Hint: As one drop breaks into number of drops then by volume conservation. We can conclude that, volume of one drop of bubble will be equal to the sum of volumes of 27 drops of soap bubbles.
Formula used:
 $\mathrm{\Delta }E=T.\mathrm{\Delta }A$
Here, $\mathrm{\Delta }E$ is the change in energy
$T$ is the surface tension
$A$ is the cross-sectional area
Complete step by step answer:
Soap bubble is of spherical shape and the volume of sphere is ${\displaystyle \frac{4}{3}}\pi r^3$
Since the volume of larger drop is equal to the sum of volumes of the smaller drops
${\displaystyle \frac{4}{3}}\pi R^3=n{\displaystyle \frac{4}{3}}\pi r^3$
Where, $R$ is radius of large drop
$r$ is radius of small drops
$n=27$is the number of drops
Put these values in the above equation
$\Rightarrow {\displaystyle \frac{4}{3}}\pi R^3=$$27\times {\displaystyle \frac{4}{3}}\pi r^3$
Common factors will cancel each other
$\Rightarrow R=27{}^{{\displaystyle \frac{1}{3}}}\times r$
Simplifying and rearranging the equation, we get
$r={\displaystyle \frac{R}{3}}$ . . . (1)

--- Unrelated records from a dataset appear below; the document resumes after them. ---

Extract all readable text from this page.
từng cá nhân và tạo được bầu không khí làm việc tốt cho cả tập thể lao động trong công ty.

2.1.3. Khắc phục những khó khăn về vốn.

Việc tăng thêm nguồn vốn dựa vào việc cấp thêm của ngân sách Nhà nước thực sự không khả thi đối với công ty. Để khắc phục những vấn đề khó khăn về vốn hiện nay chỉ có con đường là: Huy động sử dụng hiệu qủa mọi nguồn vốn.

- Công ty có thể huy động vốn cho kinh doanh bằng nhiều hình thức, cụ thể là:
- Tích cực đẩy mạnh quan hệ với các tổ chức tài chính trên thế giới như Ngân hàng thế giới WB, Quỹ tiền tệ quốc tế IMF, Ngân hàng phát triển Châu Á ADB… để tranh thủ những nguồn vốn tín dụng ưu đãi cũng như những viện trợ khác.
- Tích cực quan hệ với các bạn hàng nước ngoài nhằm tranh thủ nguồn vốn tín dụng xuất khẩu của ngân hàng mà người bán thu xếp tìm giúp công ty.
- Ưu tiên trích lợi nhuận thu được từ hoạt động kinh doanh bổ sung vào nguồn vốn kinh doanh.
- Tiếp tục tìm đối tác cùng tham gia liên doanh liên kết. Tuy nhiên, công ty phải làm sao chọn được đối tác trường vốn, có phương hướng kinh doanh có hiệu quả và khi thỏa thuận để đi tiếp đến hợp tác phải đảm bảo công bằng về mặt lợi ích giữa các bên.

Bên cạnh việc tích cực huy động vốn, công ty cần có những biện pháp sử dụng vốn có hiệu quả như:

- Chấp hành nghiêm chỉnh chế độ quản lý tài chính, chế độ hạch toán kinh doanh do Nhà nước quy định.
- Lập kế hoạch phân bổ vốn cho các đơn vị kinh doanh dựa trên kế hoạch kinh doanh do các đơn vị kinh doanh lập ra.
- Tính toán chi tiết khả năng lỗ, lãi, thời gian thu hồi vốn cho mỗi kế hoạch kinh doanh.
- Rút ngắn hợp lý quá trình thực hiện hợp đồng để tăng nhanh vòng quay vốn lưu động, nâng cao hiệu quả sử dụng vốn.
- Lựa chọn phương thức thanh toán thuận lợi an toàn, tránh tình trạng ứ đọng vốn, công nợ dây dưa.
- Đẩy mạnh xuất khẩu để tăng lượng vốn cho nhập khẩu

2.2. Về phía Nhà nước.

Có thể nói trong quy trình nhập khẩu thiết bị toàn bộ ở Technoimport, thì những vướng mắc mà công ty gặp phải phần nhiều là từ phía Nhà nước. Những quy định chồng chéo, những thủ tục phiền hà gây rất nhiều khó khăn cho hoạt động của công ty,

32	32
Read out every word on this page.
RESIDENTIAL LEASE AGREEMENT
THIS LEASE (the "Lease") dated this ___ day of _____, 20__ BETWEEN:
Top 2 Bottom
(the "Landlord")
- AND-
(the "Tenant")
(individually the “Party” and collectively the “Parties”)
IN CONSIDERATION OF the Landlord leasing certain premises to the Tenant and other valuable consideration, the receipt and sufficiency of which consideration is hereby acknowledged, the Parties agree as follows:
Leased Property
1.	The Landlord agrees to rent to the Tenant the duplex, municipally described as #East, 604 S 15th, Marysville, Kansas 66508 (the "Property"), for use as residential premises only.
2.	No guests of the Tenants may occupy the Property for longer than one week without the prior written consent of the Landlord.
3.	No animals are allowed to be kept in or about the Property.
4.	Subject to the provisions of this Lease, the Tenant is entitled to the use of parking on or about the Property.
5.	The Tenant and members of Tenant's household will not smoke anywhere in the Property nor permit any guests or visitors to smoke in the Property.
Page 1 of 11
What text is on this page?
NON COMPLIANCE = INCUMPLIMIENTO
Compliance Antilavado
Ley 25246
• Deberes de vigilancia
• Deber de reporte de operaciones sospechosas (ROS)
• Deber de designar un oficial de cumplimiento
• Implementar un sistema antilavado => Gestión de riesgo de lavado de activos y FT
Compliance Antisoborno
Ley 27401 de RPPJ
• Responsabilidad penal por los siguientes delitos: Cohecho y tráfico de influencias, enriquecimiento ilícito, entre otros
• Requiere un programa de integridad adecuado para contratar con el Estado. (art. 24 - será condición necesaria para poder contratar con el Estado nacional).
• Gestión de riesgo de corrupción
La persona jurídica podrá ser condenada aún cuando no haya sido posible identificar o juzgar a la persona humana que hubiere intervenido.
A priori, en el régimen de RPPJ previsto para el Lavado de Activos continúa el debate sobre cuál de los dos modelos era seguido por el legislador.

We know that the surface tension is equal to the surface energy per unit area.
$\therefore$Surface energy $=T.A$
Final surface area of Bubble droplets $(A_2)=n.4\pi r^2$
Initial surface area of Bubble drop$(A_1)=4\pi R^2$
Change in energy$\mathrm{\Delta }E=T.\mathrm{\Delta }A$
Where $\mathrm{\Delta }A$is changed in the area.
$\Rightarrow \mathrm{\Delta }E=T(A_2-A_1)$
$=T[n.4\pi r^2-4\pi R^2]$
Take common terms out
$\therefore \mathrm{\Delta }E=T.4\pi [n{r}^2-R^2]$
Substitute the value of $r$ from equation (1) in the above equation
$\Rightarrow \mathrm{\Delta }E=T.4\pi \left[27{\left({\displaystyle \frac{R}{3}}\right)}^2-R^2\right]$
Take $R^2$common
$\Rightarrow \mathrm{\Delta }E=T.4\pi R^2\left[{\displaystyle \frac{27}{9}}-1\right]$
On simplifying we get
$\mathrm{\Delta }E=T.4\pi R^2[3-1]$
$\Rightarrow \mathrm{\Delta }E=T.4\pi R^2[2]$
$=8\pi R^{2}T$
Since, it is given that the surface tension is $\sigma ,$we get
$\mathrm{\Delta }E=2.4\pi R^2.\sigma$
$\Rightarrow \mathrm{\Delta }E=2\pi D^2\sigma$
Hence,option (A) is the correct one.

Note:Surface tension is the tendency of liquid surface to shrink into the minimum surface area possible. We should know that surface energy decreases with increase in temperature and it will also change when larger drop breaks into smaller droplets.